Прежде он не видел ее в джинсах и свитере. Она выглядела даже еще более по-американски — и стала еще более желанной. Она поднялась, открыла дверь в спальню, и он почувствовал знакомый запах раньше ее.
Он попытался опередить ее, но за ту секунду, что понадобилась ему, чтобы вскочить с пола, она уже вошла внутрь. Комната была темнее прочих помещений, несмотря на то что небо за окном уже посерело перед рассветом, и она не могла бы ничего разглядеть. Если бы машинально не включила свет.
Рука Бастьена уже дотянулась до Хлои, и он рванул ее за дверь, но недостаточно быстро, чтобы она не увидела тело женщины, лежащей на полу. Должно быть, та была мертва не более нескольких часов, вероятно, умерла незадолго до того, как Хлоя вернулась домой. Если бы она пролежала дольше, запах был бы ощутимее.

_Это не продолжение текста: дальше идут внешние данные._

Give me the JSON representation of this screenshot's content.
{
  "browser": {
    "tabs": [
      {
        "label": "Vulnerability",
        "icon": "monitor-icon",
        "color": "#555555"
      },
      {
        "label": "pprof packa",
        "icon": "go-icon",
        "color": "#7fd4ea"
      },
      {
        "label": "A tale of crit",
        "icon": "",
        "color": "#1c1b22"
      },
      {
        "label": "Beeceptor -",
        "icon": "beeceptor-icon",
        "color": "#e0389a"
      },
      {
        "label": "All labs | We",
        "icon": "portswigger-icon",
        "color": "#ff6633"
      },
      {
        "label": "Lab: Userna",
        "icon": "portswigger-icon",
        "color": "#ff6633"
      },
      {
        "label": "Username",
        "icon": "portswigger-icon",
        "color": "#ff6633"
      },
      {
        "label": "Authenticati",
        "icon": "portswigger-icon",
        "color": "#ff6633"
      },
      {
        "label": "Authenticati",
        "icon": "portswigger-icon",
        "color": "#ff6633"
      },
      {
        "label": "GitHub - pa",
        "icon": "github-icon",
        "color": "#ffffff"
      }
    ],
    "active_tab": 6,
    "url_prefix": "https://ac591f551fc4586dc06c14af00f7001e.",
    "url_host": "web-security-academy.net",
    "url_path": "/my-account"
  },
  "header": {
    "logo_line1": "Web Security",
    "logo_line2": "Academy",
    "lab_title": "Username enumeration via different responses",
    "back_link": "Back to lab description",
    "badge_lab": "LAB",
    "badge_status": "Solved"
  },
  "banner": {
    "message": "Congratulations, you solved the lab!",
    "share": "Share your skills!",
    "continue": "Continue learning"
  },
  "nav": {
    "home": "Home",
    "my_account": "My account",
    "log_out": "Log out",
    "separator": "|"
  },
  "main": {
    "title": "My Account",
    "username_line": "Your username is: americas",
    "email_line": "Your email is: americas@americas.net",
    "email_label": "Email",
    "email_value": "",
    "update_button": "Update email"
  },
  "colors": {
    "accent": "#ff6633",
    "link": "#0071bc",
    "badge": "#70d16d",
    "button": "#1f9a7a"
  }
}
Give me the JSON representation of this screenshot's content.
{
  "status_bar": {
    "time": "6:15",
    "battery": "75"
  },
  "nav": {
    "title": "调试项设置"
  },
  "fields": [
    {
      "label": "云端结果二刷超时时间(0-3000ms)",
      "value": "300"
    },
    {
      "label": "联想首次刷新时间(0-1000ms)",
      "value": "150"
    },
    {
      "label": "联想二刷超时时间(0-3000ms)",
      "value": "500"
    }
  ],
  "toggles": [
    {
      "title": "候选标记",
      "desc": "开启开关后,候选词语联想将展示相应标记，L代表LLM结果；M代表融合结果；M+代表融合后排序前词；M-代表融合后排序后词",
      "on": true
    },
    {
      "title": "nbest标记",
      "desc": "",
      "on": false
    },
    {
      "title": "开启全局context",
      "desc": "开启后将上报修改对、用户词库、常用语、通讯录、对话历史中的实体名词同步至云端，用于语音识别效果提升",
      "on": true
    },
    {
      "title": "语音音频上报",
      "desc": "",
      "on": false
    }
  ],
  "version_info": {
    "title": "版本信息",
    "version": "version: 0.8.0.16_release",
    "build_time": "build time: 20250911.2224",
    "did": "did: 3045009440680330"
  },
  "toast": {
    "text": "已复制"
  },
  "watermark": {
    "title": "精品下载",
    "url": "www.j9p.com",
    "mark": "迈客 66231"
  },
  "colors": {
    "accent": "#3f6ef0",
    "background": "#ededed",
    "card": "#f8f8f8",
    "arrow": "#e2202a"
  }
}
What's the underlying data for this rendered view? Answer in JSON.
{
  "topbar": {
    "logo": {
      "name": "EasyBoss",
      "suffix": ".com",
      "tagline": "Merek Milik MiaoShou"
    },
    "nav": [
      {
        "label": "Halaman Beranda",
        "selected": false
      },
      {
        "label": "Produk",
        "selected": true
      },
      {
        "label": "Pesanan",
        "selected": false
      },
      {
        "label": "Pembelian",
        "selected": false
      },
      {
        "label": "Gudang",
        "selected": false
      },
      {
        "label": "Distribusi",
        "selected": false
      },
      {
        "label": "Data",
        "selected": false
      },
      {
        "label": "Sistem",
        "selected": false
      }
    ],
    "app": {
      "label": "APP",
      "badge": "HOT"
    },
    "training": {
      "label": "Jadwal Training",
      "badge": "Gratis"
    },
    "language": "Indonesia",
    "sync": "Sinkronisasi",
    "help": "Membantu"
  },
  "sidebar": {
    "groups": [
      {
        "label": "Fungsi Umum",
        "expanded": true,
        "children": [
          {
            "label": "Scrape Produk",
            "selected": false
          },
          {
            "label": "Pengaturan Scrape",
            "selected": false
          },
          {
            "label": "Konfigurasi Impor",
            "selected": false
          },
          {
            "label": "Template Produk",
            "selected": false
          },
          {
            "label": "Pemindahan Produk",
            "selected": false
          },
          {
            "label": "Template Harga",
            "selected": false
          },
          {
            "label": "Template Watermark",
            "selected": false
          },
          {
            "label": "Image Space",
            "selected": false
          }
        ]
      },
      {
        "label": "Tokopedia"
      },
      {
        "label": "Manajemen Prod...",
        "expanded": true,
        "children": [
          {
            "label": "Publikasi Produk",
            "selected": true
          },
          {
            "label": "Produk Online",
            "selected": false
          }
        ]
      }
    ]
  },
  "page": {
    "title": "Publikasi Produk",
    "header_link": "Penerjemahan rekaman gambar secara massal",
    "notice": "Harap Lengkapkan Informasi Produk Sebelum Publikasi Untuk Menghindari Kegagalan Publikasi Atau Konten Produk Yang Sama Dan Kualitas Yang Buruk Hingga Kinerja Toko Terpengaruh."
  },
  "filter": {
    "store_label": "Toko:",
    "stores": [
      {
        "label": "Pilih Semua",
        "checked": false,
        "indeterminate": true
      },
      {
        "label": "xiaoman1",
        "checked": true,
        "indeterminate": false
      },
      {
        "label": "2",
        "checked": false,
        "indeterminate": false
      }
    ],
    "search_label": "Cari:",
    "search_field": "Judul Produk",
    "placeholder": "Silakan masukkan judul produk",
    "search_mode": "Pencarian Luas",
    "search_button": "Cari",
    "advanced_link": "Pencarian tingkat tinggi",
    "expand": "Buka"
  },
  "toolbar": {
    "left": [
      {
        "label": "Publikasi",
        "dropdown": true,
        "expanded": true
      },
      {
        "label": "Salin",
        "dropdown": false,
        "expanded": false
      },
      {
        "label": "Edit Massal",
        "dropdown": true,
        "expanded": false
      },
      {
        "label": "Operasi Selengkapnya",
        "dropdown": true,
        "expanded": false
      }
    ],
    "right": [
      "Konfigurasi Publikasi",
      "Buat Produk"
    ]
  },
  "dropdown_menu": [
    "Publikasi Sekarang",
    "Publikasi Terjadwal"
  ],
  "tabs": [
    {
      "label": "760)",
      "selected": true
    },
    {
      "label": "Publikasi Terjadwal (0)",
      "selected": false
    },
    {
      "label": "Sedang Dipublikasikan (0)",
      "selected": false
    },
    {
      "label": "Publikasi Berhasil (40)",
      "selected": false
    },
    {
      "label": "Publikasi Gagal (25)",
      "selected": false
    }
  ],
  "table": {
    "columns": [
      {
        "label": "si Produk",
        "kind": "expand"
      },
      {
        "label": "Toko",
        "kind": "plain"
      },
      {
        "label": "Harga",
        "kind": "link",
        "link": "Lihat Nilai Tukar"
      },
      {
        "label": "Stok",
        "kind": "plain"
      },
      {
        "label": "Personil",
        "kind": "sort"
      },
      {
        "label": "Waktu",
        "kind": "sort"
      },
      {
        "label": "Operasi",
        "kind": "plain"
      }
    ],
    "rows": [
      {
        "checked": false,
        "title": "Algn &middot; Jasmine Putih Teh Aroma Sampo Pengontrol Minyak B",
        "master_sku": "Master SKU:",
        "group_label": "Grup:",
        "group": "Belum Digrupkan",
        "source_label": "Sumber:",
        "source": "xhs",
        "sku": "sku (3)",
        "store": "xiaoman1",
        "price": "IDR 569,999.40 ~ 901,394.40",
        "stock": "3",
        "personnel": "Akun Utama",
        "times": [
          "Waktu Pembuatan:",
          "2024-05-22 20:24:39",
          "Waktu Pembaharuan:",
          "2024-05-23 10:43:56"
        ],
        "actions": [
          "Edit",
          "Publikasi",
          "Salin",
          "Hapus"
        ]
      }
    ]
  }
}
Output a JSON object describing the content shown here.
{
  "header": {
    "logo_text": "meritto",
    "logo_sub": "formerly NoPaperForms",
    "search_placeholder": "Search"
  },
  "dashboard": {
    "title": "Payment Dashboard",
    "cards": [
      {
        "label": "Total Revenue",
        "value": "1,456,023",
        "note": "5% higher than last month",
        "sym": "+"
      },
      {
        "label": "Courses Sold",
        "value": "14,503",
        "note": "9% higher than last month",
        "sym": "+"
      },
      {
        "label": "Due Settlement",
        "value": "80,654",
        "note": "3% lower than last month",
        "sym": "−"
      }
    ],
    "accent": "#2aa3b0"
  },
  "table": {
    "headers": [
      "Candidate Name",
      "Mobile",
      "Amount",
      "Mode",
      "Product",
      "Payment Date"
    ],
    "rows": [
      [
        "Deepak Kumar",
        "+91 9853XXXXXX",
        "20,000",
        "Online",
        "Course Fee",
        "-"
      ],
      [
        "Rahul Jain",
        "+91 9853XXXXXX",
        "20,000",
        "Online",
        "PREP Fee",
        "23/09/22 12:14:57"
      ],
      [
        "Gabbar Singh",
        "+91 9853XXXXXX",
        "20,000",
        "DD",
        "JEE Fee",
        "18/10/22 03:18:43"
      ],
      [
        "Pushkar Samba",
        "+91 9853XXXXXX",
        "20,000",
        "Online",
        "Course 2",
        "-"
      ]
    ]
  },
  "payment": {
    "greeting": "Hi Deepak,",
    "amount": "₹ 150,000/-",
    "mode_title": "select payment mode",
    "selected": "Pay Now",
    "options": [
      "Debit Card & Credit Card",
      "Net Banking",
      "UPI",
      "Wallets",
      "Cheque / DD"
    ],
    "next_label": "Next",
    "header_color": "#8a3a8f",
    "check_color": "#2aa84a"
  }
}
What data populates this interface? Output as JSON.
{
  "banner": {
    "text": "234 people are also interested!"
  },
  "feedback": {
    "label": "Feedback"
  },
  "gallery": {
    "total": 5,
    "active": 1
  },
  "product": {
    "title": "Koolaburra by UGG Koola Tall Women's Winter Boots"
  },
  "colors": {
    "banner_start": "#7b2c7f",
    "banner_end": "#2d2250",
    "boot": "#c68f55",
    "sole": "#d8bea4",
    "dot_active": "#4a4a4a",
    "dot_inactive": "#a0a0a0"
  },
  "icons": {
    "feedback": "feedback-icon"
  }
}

Бастьен обхватил Хлою, зажал ей рот ладонью, чтобы заглушить крик, и выволок из комнаты, пинком захлопнув позади себя дверь и тем самым отделив их от трупа. Но запах уже наполнил комнату, и им пришлось выбежать как можно быстрее.
Хлою рвало, и он не мог в этом ее упрекать, но не мог себе позволить и джентльменских манер. Он вошел сюда обходным путем, через крыши и окно склада, и тем же путем отсюда выйдет, прихватив с собой Хлою, если перекинет ее через плечо и унесет.
Она больше не пыталась кричать, и он перестал зажимать ей рот на то время, что понадобилось ему, чтобы схватить с постели пальто, вытолкать Хлою из комнаты и закрыть за ними дверь.
И они устремились в ледяной рассвет парижских улиц, неся на себе запах смерти.